As part of creating our new Advanced OAuth training, I created a whole lecture on the evolution of access tokens and resource access.
It’s fascinating – since the original OAuth 2.0 spec does not have any information about the token format, content or semantics – everybody kind of made up something that works for them (including us).
As you can see on the timeline, JWTs were not even a thing when OAuth 2.0 was released, and to be honest, also the JWT spec is just a framework for how a JWT might look like, and is not always the best natural match for OAuth semantics.
Still JWTs won because simplicity, and if you look at various vendors’ JWT format, you can see different interpretations of how OAuth might map to it.
Fast forwarding to 2020, our good friend Vittorio made an effort of trying to formalize JWTs for OAuth and has been working on an official profile. There have been discussions going back and forth, we are not always in agreement, but nevertheless the document will be released soon-ish.
Let’s have a look at the proposed JWT format, and how IdentityServer conforms to it.
One of the best features of the spec IMO is the introduction of a type header. This allows resource server to make sure they actually deal with an access token. The value is at+jwt and we support this for a while now – I wrote about it here.
iss (issuer) and exp (expiration) claim
These are pretty much no brainers and have been supported in IdentityServer since ever.
Represents the client ID of the OAuth client. Present since day 1 in IdentityServer.
jti (JWT identifier) claim
A unique identifier for the token. Allows implementing replay detection. This is a per-client setting in IdentityServer, but we changed the default value to emit jti in v4.
If the scope request parameter is used, the access token should contain the granted scopes as a claim. Makes total sense, but there might be some variations with the actual format. The spec says it must be a space delimited list. IdentityServer has historically been using a string array for that, because it played nicer with the .NET claims infrastructure.
As of v4 you can switch from the array format to the string format by setting the EmitScopesAsSpaceDelimitedStringInJwt option – be aware that this will probably break existing consumers.
aud (audience) claim
This is a more complicated story – but to make it short: pure OAuth has no concept of an audience. The closest thing is the scope parameter, which is spectacularly under-defined and more abstract. IOW – everyone came up with their own interpretation of that.
In IdentityServer3 we emitted a static audience claim, and we changed that in IdentityServer4 to use the name of the request API resource(s). We were not happy with both approaches.
In the new v4 we give you more control – you can set a static audience; you can omit the audience altogether – or you can use the API resource name (and this will become even more interesting when you mix in resource indicators). I have a more detailed post in the making to discuss the various options and will post it soon.
The JWT profile spec makes aud mandatory and I don’t fully agree with this decision. Either way, IdentityServer conforms to it, if you want to.
iat (issued_at) claim
The profile favours iat over nbf. The practical intent is similar enough. The .NET library prefers nbf historically and will emit both now in v4.
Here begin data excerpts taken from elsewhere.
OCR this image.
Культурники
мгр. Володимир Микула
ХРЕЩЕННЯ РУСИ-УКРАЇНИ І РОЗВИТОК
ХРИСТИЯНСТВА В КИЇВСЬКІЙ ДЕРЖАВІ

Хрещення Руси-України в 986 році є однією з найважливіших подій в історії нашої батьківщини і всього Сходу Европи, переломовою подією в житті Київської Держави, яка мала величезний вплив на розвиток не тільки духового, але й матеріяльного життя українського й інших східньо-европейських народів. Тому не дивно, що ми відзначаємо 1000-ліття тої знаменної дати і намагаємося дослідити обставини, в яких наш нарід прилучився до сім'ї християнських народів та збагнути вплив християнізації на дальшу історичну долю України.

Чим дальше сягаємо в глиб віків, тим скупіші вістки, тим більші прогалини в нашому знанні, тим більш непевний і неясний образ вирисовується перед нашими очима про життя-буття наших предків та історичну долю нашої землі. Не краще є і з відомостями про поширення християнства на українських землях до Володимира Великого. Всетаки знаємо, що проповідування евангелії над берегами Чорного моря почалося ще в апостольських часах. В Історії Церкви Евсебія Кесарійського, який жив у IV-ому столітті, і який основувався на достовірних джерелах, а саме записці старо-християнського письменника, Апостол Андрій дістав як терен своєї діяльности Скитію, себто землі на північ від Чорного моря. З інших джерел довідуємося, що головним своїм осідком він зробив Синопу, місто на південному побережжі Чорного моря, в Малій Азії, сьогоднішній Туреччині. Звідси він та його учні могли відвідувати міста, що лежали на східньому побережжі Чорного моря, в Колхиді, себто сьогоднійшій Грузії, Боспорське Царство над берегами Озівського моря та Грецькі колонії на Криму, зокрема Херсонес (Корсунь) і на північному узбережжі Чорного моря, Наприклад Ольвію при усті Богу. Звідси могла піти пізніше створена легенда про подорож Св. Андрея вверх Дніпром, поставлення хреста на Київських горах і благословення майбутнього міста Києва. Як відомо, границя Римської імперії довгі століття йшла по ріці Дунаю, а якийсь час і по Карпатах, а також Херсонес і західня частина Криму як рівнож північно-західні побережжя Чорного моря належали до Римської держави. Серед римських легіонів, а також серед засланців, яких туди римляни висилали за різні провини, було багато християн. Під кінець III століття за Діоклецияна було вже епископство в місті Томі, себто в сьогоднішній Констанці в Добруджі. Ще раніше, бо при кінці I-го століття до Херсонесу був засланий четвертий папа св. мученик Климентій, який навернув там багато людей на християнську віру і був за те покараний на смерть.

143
sub (subject identifier) claim
This is the really big elephant in the room.
Since we designed IdentityServer to be an OpenID Connect and OAuth 2.0 system (strong emphasis on the ‘and’) – we decided to use the OIDC definition of the sub claim for both identity and access tokens. The main motivation was to make it very explicit to every token consumer: the sub claim represents the unique identifier of an end-user. This also meant that, when no sub claim is present, there is no user involved – which e.g. would apply to a pure machine to machine communication.
This is where the JWT profile differs. It gives the sub claim a dual semantic. If an end-user is involved, the sub claim uses the OIDC definition (aka the user ID). If no end-user is involved, the sub claim represents the client ID of the OAuth client.
I personally (and tbh none of our customers) don’t like that ambiguity and the best explanation I have is, that this unifies the sub claim to be the target of authorization rules in the consumer (either a user or a client). But this is only what I came up with, to make a little bit more sense out of that. I had situations where this was actually useful – but I prefer the freedom to decide how I want to model that. The profile does not motivate this besides: sub is mandatory (which btw is not true according to the JWT specification).
In IdentityServer we always supported emitting static claims per client, so you can easily emit a static sub claim, and e.g. make that the same value as client_id.
The profile allows for other (user-centric) claims, e.g. auth_time, amr or acr. Again, this has always been the case in IdentityServer, and makes total sense.
It’s a lot of work to write and discuss a new specification – so thanks Vittorio for taking on that task. The main goal of the profile is to give us a common language when talking about access token content and semantics – and to help with interop.
Given the type of changes we had to make to IdentityServer to conform with it (and I suppose we are one of the more agile OAuth implementations), I doubt if (or when) the major vendors will switch to this format. But still it is a useful start.
My final comment would be that I would prefer the profile to make the aud and sub claims optional, because I just don’t agree with the conclusions made here. But that’s just my personal opinion. We made sure that you can be compliant in IdentityServer, if you want to.